The Episcopal Church of the Good Shepherd is an historic Carpenter Gothic style Episcopal church building located at 1001 Hearst Street at Ninth Street (1823 Ninth Street) in Berkeley, California. Built in 1878, it was designed in the Carpenter Gothic style of architecture by architect Charles L. Bugbee who was associated with his father Samuel C. Bugbee in the San Francisco firm of S. C. Bugbee & Son. Charles L. Bugbee patterned it after the Carpenter Gothic style Mendocino Presbyterian Church, which the firm had designed in 1867. While all of the Mendocino church's exterior walls are of board and batten siding, only the upper walls of Good Shepherd are board and batten while the lower walls are of Dutch lap weatherboarding.
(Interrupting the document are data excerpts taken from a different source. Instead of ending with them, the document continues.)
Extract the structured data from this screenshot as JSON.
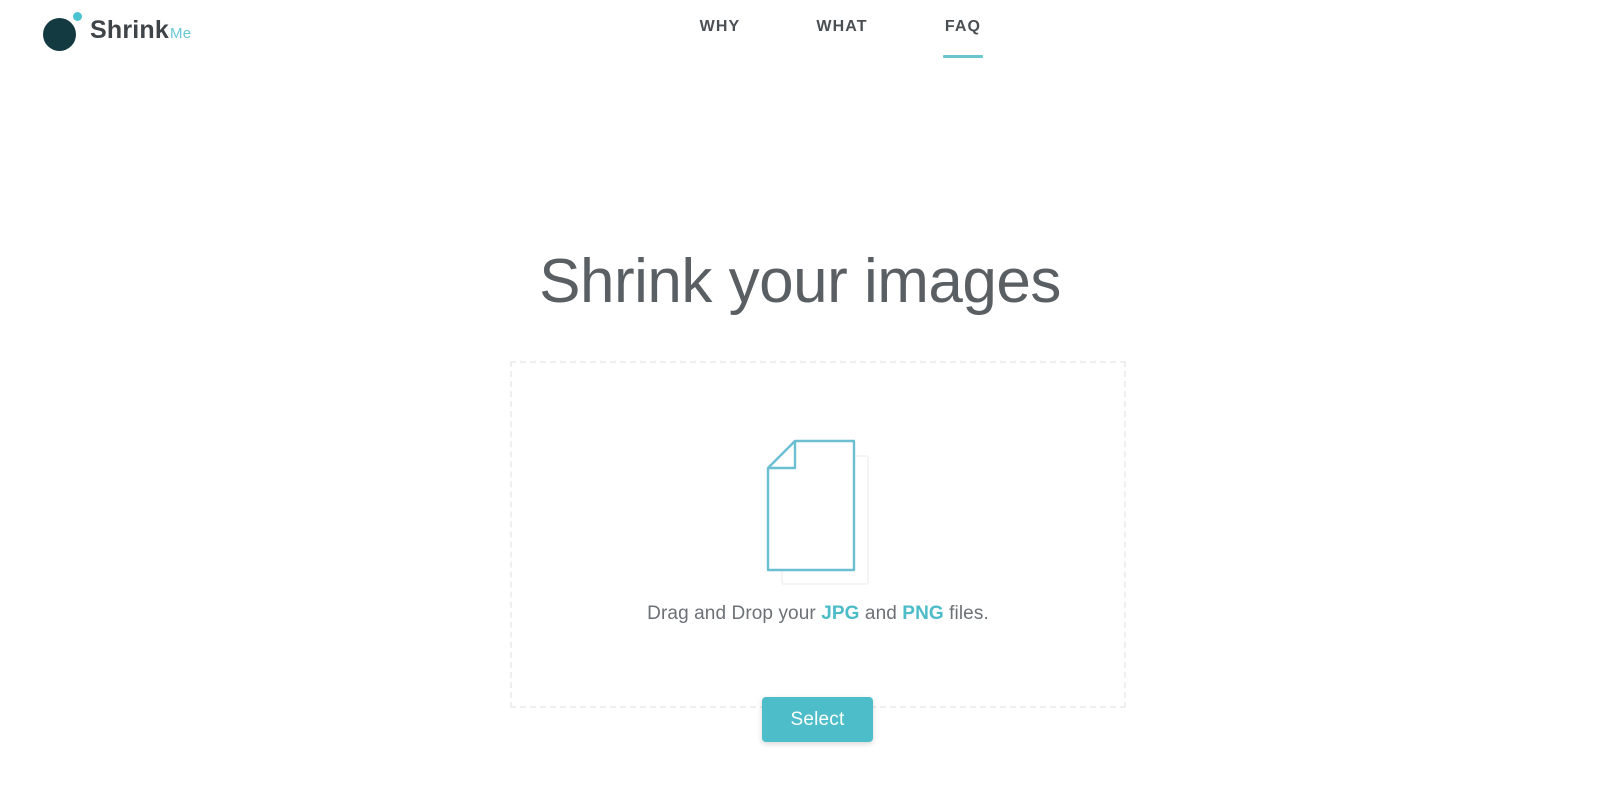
{
  "brand": {
    "name": "Shrink",
    "suffix": "Me",
    "circle_color": "#123a40",
    "dot_color": "#4cc3d0",
    "suffix_color": "#67c8d4"
  },
  "nav": {
    "items": [
      {
        "label": "WHY",
        "active": false
      },
      {
        "label": "WHAT",
        "active": false
      },
      {
        "label": "FAQ",
        "active": true
      }
    ],
    "active_underline_color": "#6bc5cf"
  },
  "hero": {
    "title": "Shrink your images"
  },
  "dropzone": {
    "icon_name": "document-page-icon",
    "icon_color": "#6bbfd0",
    "caption": {
      "prefix": "Drag and Drop your ",
      "format_one": "JPG",
      "middle": " and ",
      "format_two": "PNG",
      "suffix": " files."
    },
    "border_color": "#efefef"
  },
  "actions": {
    "select_label": "Select",
    "select_color": "#4cbdc9"
  }
}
Both churches feature tall side-entrance bell towers, steep gabled roofs and lancet windows, but according to writer Daniella Thompson: "...the Church of the Good Shepherd is considerably more ornate and playful than its severe Presbyterian model, ..." On December 15, 1975, Good Shepherd became the second building in Berkeley to be named an Historic Landmark. On December 1, 1986, it was added to the National Register of Historic Places as the Church of the Good Shepherd-Episcopal.

==Current status==
The Episcopal Church of the Good Shepherd is still an active parish in the Episcopal Diocese of California. The current priest-in-charge is the Reverend Este Gardner Cantor. Its associate pastor is the well-known theologian William Countryman.